The error message when trying to open the file with utf-8 encoding is:

Exception has occurred: UnicodeDecodeError
'utf-8' codec can't decode byte 0xe4 in position 56: invalid continuation byte

I will try to import the csv binary and decode it linewise. Maybe this will do the trick.

3

There are 3 best solutions below

2
On BEST ANSWER

You can read in the binary mode and decode each line manually:

def try_decode(b, encodings):
    for enc in encodings:
        try:
            return b.decode(enc)
        except UnicodeDecodeError:
            pass
    raise ValueError('no matching encoding!')

with open(YOUR_FILE, 'rb') as fp:
    for b in fp:
        line = try_decode(b, ['utf8', 'latin1'])
0
On

It's possible for a file to be written w/"mixed encodings", and, based on your comment on Panagiotis_Kanavos' answer, even seems likely:

# Process 1
with open("input.csv", "w", encoding="utf-8") as f_in:
    f_in.write("Überarbeitung 1\n")

# Process 2 (not aware of Process 1's intent)
with open("input.csv", "a", encoding="iso-8859-1") as f_in:
    f_in.write("Testdurchführung 2\n")

If your file is a mix of ISO-8859-1 (latin1) and UTF-8, then @gog's answer gives you a template for fixing.

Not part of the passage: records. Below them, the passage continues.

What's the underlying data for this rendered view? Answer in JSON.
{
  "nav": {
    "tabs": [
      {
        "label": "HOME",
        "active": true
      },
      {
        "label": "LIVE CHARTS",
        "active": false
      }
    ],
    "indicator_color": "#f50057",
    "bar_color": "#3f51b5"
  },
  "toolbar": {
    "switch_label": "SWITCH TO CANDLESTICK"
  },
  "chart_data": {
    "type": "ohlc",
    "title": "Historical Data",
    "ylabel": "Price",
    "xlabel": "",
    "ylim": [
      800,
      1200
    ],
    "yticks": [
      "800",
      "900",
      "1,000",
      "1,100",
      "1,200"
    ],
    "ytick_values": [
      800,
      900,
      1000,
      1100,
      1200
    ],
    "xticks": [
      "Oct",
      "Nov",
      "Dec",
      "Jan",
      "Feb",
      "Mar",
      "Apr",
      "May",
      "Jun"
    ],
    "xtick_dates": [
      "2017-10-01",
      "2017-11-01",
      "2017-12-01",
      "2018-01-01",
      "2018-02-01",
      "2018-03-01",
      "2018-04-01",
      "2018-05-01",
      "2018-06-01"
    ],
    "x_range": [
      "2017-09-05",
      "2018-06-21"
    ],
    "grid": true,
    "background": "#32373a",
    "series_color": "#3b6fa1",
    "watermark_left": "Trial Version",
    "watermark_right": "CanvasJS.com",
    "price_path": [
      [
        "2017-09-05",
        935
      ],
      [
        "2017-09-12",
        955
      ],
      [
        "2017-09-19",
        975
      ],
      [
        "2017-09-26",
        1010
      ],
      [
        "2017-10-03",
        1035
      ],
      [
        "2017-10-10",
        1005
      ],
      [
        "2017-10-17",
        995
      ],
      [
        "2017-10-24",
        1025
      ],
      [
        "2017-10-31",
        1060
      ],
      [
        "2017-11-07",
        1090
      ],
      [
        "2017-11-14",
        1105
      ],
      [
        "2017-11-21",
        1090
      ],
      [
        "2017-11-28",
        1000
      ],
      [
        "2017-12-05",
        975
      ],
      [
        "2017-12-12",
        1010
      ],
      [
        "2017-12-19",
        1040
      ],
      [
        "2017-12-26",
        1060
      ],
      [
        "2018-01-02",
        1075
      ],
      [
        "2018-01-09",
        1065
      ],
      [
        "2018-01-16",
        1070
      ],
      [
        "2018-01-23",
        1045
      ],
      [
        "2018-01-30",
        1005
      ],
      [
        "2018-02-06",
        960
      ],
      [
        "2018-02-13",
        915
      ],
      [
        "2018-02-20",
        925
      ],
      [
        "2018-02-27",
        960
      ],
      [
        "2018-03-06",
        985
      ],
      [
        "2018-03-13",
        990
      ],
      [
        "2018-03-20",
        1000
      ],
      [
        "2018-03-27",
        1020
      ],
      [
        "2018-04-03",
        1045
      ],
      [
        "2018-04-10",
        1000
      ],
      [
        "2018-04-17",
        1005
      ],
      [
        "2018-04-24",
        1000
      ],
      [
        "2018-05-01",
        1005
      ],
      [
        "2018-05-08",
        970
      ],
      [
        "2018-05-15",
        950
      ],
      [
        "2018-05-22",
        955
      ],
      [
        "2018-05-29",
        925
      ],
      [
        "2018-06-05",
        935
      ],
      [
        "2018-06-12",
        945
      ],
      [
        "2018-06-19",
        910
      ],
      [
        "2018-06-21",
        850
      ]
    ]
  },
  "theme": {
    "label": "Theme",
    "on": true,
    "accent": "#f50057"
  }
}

Be sure to specify UTF-8 before ISO-8859-1, otherwise a valid UTF-8 multibyte sequence will be decoded as a sequence of individual single-byte latin1 characters:

# Adapt @gog's solution
def try_decode(b: bytes) -> str | None:
    for enc in ["utf-8", "iso-8859-1"]:
        try:
            s = b.decode(enc)
            print(f"{enc:<10}: {b}")  # log the encoding
            return s
        except UnicodeDecodeError:
            pass

    return None


with (
    open("input.csv", "rb") as f_in,
    open("output.csv", "w") as f_out,
):
    for i, line in enumerate(f_in, start=1):
        s = try_decode(line)
        if s:
            f_out.write(s)
        else:
            print(f"could not decode line {i}: {line}")

That prints:

utf-8     : b'\xc3\x9cberarbeitung 1\n'
iso-8859-1: b'Testdurchf\xfchrung 2\n'

and output.csv is uniform UTF-8.

1
On

Try iso-8859-9 ie Turkish, instead of Latin1. Or use chardet on the actual file to detect possible encodings.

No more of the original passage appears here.